De todos los
textos sagrados el que más me impactó siempre fue ese que pronuncia Jesús:
"Una palabra tuya bastará para sanarme". Hace unos días me la
recordaba una amiga, y siempre regresa a mi esa expresión de demanda y de
esperanza como una de las definiciones más radicales del valor de la palabra
como un instrumento de ayuda, de comunicación, de afecto. Es como el agua para
el que padece sed, como la sangre para el que la pierde, como el alimento para
el que pasa hambre.
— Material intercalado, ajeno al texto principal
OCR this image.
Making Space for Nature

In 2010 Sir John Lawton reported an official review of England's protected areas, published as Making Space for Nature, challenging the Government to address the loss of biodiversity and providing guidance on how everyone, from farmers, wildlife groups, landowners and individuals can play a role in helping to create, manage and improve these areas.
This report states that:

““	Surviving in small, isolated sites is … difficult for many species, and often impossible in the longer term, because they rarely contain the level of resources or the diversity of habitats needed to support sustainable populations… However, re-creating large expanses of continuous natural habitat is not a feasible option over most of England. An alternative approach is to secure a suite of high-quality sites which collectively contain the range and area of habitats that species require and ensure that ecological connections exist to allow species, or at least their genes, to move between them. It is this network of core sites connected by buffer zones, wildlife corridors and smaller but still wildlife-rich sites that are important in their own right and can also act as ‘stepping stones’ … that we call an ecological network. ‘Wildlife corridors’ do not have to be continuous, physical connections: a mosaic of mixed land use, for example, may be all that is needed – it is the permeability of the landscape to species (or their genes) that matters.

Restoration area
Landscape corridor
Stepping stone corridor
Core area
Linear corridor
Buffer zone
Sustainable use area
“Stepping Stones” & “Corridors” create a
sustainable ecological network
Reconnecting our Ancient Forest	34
De todas las cosas tan serias que tiene la vida, la
palabra es la más seria, la que confirma o desmiente los sentimientos; la
mirada es la primera palabra, pero la palabra la tiene que reafirmar. El
silencio es hermoso, grande, íntimo, pero una palabra, una palabra tan solo,
puede abrazar o destrozar, puede levantarte a lo más alto o hundirte en lo más
hondo, como decía Kipling en If. La palabra no es privada, es pública
siempre, hiere o cura, no puede utilizarse como si fuera una bala porque en
efecto es una bala, o al menos se tiene que tener constancia de que es una bala
cuando se quiere utilizar como una bala. Si llega a su objetivo y hiere es
tan fatal como un arma. La poesía es un arma, decía Celaya; la palabra es un
arma que tiene dos filos. Dicha con generosidad y conciencia de su valor, una
palabra tuya bastará para sanarme sí; pero si la palabra no nace para sanar
puede hacer un daño incalculable. Por eso me preguntaba ayer: cuando hay una
inquietud, ¿qué hay más en la mente, imágenes o palabras? Las palabras son preguntas,
siempre, no hay una sola palabra que tenga su respuesta en sí misma. Y cada
pregunta es una inquietud. La imagen es la memoria; hasta que no se dice, con
palabras, sólo existe como la niebla, haciéndose. Y cuando se hace palabra,
suena, es constante, te lleva a un sentimiento o a otro.